Hours after the strikes, a Moscow-installed official in southern Ukraine said the Odesa and Mykolaiv regions would soon be "liberated" by Russian forces, just like the already occupied Kherson region further east.
The bombardment continued on other fronts, with Russian missiles claimed to have destroyed a school in Donetsk.
Capturing the rest of the eastern industrial region of the Donbas remains the Kremlin's priority, although the recent escalation in missile attacks and shelling across the country signifies a possible offensive in the making, Ukrainian authorities have warned.
2. Mayor of Kramatorsk says 'very difficult winter' is ahead
The mayor of Kramatorsk, the last major city in the Donbas region still under Ukrainian control, said on Tuesday that the winter will be "very difficult" because of the damaged gas pipelines and the need to heat the 60,000 people still living there.
Kramatorsk, which had 150,000 inhabitants before the war, is the last administrative centre still under Ukrainian control in the east. Targeted by Russian forces, the town is regularly bombed.

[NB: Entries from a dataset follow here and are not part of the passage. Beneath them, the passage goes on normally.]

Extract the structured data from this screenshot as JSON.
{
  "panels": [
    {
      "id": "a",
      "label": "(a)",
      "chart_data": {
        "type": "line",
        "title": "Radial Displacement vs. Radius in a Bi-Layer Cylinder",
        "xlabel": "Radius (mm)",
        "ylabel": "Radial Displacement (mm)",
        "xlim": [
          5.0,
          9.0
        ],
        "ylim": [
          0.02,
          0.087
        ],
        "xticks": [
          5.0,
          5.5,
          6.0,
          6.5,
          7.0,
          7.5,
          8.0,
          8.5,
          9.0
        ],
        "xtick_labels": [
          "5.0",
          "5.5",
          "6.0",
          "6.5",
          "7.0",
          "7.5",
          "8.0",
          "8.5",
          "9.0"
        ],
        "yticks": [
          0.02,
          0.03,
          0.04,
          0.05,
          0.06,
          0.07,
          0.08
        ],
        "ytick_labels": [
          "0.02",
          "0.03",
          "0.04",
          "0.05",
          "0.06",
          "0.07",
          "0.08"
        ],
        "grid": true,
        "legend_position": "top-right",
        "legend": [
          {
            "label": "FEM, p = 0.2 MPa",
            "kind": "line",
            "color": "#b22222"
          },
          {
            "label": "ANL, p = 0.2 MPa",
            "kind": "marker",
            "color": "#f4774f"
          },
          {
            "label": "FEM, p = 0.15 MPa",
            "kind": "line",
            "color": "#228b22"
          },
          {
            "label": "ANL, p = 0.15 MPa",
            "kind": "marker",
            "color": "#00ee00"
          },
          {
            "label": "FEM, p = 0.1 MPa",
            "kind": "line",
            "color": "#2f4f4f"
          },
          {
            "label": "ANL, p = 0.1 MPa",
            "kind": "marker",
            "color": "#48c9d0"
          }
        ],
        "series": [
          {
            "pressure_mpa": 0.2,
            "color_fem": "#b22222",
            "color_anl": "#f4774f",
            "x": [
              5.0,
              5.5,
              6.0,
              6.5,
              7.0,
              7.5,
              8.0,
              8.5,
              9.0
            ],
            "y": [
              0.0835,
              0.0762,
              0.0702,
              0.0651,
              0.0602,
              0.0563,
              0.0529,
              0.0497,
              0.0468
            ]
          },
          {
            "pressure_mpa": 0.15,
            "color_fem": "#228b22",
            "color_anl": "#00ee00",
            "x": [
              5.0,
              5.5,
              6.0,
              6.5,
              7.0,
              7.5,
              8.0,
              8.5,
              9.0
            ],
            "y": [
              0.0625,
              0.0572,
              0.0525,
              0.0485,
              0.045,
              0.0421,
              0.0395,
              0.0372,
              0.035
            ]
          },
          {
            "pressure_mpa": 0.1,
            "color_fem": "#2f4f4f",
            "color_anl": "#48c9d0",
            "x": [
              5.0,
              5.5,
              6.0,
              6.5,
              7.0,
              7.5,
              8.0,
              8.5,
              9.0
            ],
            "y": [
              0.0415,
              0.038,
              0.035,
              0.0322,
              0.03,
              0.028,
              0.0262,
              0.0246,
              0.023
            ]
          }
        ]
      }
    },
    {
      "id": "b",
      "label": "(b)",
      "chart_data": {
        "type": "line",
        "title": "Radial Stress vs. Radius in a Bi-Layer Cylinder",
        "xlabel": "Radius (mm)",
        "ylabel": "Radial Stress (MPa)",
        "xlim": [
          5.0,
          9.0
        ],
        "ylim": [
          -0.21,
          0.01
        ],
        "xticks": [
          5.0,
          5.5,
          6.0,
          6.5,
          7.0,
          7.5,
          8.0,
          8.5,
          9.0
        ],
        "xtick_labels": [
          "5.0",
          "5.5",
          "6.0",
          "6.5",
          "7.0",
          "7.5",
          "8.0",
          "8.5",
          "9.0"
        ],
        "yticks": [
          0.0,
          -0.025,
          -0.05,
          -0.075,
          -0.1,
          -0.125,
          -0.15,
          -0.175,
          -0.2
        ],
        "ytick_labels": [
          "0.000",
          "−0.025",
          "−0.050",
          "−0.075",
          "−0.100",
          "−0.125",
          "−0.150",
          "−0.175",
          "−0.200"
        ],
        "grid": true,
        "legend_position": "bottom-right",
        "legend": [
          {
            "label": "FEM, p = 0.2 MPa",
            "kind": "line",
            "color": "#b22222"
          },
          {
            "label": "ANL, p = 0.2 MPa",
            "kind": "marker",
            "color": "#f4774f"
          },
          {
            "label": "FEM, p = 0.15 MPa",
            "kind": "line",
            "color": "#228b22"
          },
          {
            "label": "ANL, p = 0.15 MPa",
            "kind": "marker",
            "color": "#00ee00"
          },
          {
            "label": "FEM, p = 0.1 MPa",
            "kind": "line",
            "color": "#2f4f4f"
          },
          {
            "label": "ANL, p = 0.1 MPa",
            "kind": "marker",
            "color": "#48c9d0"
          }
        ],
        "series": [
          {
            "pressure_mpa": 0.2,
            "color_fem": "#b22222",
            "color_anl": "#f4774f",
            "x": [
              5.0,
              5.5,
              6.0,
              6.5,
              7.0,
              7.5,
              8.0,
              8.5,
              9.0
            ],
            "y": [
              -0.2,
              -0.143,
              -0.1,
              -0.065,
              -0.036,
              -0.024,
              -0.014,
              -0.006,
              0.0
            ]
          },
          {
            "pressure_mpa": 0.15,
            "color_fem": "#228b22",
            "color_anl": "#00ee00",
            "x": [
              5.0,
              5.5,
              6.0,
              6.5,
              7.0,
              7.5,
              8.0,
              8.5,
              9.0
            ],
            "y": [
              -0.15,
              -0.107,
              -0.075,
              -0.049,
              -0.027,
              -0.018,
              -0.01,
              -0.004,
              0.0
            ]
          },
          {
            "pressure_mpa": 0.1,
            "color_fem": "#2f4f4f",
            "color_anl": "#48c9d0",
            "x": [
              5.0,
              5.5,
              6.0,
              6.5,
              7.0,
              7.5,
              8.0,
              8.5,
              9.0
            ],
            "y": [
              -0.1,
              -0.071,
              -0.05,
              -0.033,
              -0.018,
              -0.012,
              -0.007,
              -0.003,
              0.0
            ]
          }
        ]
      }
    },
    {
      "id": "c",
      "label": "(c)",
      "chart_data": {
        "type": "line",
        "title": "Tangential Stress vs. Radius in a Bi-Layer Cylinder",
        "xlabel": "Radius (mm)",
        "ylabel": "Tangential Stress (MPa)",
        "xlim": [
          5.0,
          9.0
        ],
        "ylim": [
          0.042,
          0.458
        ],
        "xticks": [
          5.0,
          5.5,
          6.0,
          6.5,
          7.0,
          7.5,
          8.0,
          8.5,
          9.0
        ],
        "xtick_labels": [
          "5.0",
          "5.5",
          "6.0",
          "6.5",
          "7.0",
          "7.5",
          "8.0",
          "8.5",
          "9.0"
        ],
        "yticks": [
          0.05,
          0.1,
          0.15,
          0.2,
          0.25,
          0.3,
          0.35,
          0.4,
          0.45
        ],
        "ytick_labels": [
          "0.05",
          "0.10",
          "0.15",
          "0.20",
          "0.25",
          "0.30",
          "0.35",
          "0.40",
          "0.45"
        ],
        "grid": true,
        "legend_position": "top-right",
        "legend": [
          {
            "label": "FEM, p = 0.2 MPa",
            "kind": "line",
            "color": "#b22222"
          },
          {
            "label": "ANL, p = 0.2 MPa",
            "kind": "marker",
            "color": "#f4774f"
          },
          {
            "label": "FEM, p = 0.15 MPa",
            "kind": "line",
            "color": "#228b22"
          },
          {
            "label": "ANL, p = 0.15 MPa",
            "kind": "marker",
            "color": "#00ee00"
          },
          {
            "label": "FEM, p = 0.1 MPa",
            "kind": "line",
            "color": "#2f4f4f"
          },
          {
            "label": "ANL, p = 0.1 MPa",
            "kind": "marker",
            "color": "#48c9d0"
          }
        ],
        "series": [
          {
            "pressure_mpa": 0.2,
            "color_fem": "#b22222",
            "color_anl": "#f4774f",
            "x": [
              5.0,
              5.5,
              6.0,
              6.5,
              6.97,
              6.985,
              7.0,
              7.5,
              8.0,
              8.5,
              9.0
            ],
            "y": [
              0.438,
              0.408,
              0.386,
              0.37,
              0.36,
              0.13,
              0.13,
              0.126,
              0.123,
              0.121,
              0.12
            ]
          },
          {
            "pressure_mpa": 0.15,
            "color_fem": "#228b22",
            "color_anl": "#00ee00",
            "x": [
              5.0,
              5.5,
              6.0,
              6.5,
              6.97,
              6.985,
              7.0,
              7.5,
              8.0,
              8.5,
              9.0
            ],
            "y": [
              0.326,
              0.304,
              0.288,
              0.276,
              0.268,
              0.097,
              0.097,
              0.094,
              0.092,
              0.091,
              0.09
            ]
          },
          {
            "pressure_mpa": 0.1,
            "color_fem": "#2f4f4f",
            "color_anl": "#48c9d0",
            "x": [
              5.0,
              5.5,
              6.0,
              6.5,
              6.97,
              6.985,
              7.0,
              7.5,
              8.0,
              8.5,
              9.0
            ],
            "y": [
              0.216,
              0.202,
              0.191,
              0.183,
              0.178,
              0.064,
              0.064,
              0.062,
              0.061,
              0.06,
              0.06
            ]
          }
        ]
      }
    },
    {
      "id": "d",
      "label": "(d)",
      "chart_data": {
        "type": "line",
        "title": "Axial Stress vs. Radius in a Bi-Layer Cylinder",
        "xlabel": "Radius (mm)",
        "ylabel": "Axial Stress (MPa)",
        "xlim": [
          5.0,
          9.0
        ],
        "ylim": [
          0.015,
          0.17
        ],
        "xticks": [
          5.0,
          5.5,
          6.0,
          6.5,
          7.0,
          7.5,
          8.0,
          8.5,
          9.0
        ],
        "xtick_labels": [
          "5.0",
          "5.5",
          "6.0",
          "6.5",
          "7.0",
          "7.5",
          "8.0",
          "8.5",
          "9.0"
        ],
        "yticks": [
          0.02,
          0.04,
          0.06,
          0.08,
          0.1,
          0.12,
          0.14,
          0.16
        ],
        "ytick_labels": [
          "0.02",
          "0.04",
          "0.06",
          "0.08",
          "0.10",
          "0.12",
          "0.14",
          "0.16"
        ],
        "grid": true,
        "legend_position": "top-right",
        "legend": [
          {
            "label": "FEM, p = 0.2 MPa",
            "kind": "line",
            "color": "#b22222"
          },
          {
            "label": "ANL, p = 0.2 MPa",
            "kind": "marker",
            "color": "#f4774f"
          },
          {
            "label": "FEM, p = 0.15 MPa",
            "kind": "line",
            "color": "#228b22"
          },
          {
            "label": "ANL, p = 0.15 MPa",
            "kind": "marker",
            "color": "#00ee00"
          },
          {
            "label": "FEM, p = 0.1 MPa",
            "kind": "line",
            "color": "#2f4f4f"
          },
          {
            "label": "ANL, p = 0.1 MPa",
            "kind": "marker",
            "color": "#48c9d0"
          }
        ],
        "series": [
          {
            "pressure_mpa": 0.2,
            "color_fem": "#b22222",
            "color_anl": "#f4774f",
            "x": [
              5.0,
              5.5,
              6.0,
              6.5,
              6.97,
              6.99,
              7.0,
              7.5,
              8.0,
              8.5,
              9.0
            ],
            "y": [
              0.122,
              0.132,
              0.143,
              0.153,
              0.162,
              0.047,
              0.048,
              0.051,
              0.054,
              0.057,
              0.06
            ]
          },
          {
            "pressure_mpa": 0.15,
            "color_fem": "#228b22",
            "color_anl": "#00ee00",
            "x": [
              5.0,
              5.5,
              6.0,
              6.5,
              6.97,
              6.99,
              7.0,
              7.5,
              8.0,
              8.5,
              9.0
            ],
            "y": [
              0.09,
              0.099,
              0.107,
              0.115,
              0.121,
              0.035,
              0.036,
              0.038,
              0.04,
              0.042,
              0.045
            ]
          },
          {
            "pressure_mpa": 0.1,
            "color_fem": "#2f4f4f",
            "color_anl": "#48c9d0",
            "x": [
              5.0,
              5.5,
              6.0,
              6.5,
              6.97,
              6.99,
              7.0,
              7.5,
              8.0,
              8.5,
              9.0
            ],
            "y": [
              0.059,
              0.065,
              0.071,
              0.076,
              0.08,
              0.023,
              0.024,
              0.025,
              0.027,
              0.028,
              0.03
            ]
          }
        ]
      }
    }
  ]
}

"This winter will be very difficult. The whole Donetsk region is without gas and if the front line remains where it is today, it will not be possible to repair the damaged pipelines," its mayor Oleksandr Honcharenko told AFP.
The lack of gas would also force the authorities to cut off the water supply, which will freeze in winter due to the sub-zero temperatures in the region.
According to him, most of the 60,000 inhabitants of Kramatorsk who have decided to stay are elderly: "They would rather die than leave.
Ukrainian units need to push back Russian troops by at least 20 kilometres to make possible repairs to the gas pipelines, which will be difficult without new arms deliveries from Kyiv's Western allies.
"We need air defence systems to stop all those missiles and more artillery to stop the Russians on the front line, otherwise they will advance," Goncharenko said.
"They only advance one kilometre in a week or two, but they are coming. And with only Kalashnikovs, it is not possible to stop them," he argues.